Tu fais 2 petits efforts :
1) aller dans cette section... Bricolo & hackintosh - Forum Mac
------------------------------------------
_Note du modérateur-squatteur (ici Aliboron) : _
*Considérons que c'est fait&#8230; *
2) tu tapes *hackintosh* dans Google




Arlequin a dit:


> à venir poster des messages d'aide sur MacG ?
> 
> 
> 
> ...



J'ai quelques heures de vol avec Windows et il y a pas mal de version bidouillées _(très mal)_. Mais sur le fond, dans tous les forums Windows, plus de 90 % de tous ceux qui ont utilisés de telles versions ont fait des messages mentionnant que telle ou telle partie de l'OS était en dysfonctionnement.

J'ai passé beaucoup de temps à dépanner et curieusement, en conseillant de faire une réinstallation avec une version originale, tout rentrait dans l'ordre.
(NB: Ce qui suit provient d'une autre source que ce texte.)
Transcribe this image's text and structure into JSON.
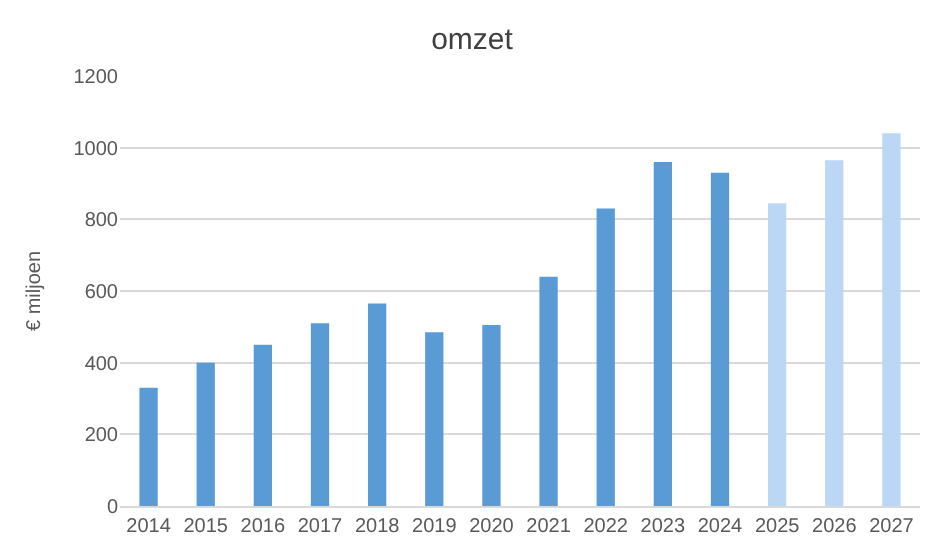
{
  "chart_data": {
    "type": "bar",
    "title": "omzet",
    "ylabel": "€ miljoen",
    "categories": [
      "2014",
      "2015",
      "2016",
      "2017",
      "2018",
      "2019",
      "2020",
      "2021",
      "2022",
      "2023",
      "2024",
      "2025",
      "2026",
      "2027"
    ],
    "values": [
      330,
      400,
      450,
      510,
      565,
      485,
      505,
      640,
      830,
      960,
      930,
      845,
      965,
      1040
    ],
    "colors": [
      "#5b9bd5",
      "#5b9bd5",
      "#5b9bd5",
      "#5b9bd5",
      "#5b9bd5",
      "#5b9bd5",
      "#5b9bd5",
      "#5b9bd5",
      "#5b9bd5",
      "#5b9bd5",
      "#5b9bd5",
      "#bcd6f6",
      "#bcd6f6",
      "#bcd6f6"
    ],
    "ylim": [
      0,
      1200
    ],
    "yticks": [
      0,
      200,
      400,
      600,
      800,
      1000,
      1200
    ],
    "grid": "y"
  }
}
Du même ordre de tous ceux qui conseillent de faire la même chose en utilisant une version combo de OS X lorsque celui-ci bat vraiment de l'aile.

A l'instar de Apple qui fournit pour un même modèle, les mêmes composants. Un PC est tellement hétéroclite en matériels divers, que ça peut fonctionner sur 1, 10 PC, mais par pour 50 ou 100.
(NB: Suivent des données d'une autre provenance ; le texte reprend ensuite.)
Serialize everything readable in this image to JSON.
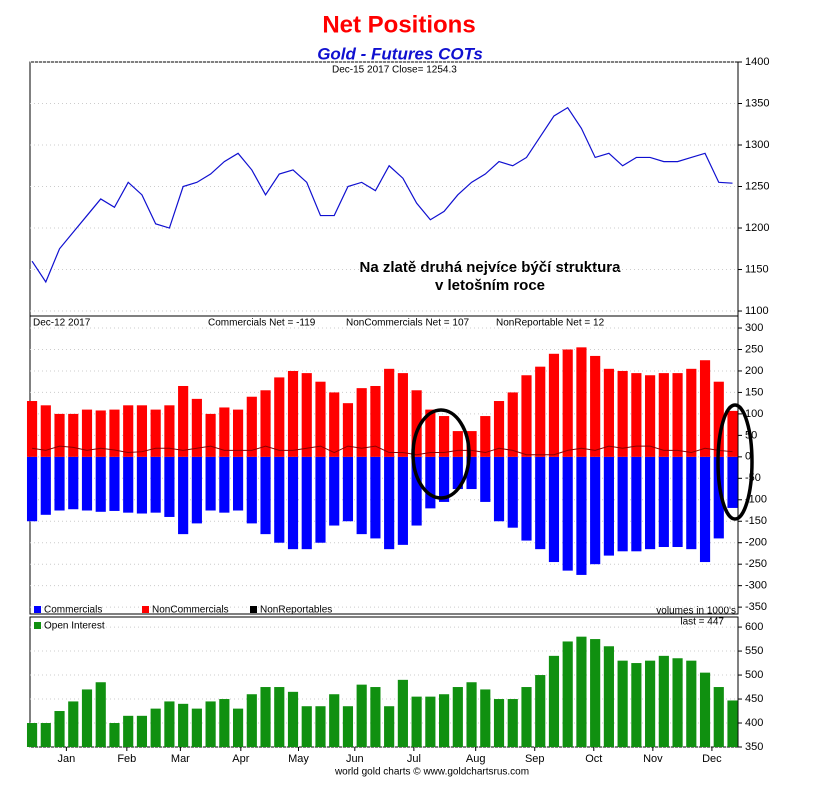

Bref, j'ai fini de m'étaler, mais le seul conseil que je donnerais dans les 2 univers : ne jouez pas à l'apprenti sorcier et achetez une version officielle.


----------



## Makime (1 Octobre 2013)

Bien justement j'ai toujours tournée sous windows avec ma propre composition de windows et justement je préférais largement mon Windows 7 que l'original (déjà car j'avais pas de problème de drivers car j'avais viré TOUS les drivers pour ne mettre que ceux de mon ancien ASUS  )

bref iATKOS se sont les nom des version OSX modifié pour MAC.


----------



## tonrain (2 Octobre 2013)

iATKOS est une version modifié de Mac OS X possédant des drivers non officiels pour PC et possédant la particularité de pouvoir démarrer sur un ordinateur muni d'un BIOS contrairement au Mac et aux PCs récents qui possèdent un EFI pour démarrer.

En gros, ça sert pour les Hackintosh et c'est inutile pour les Macs.


----------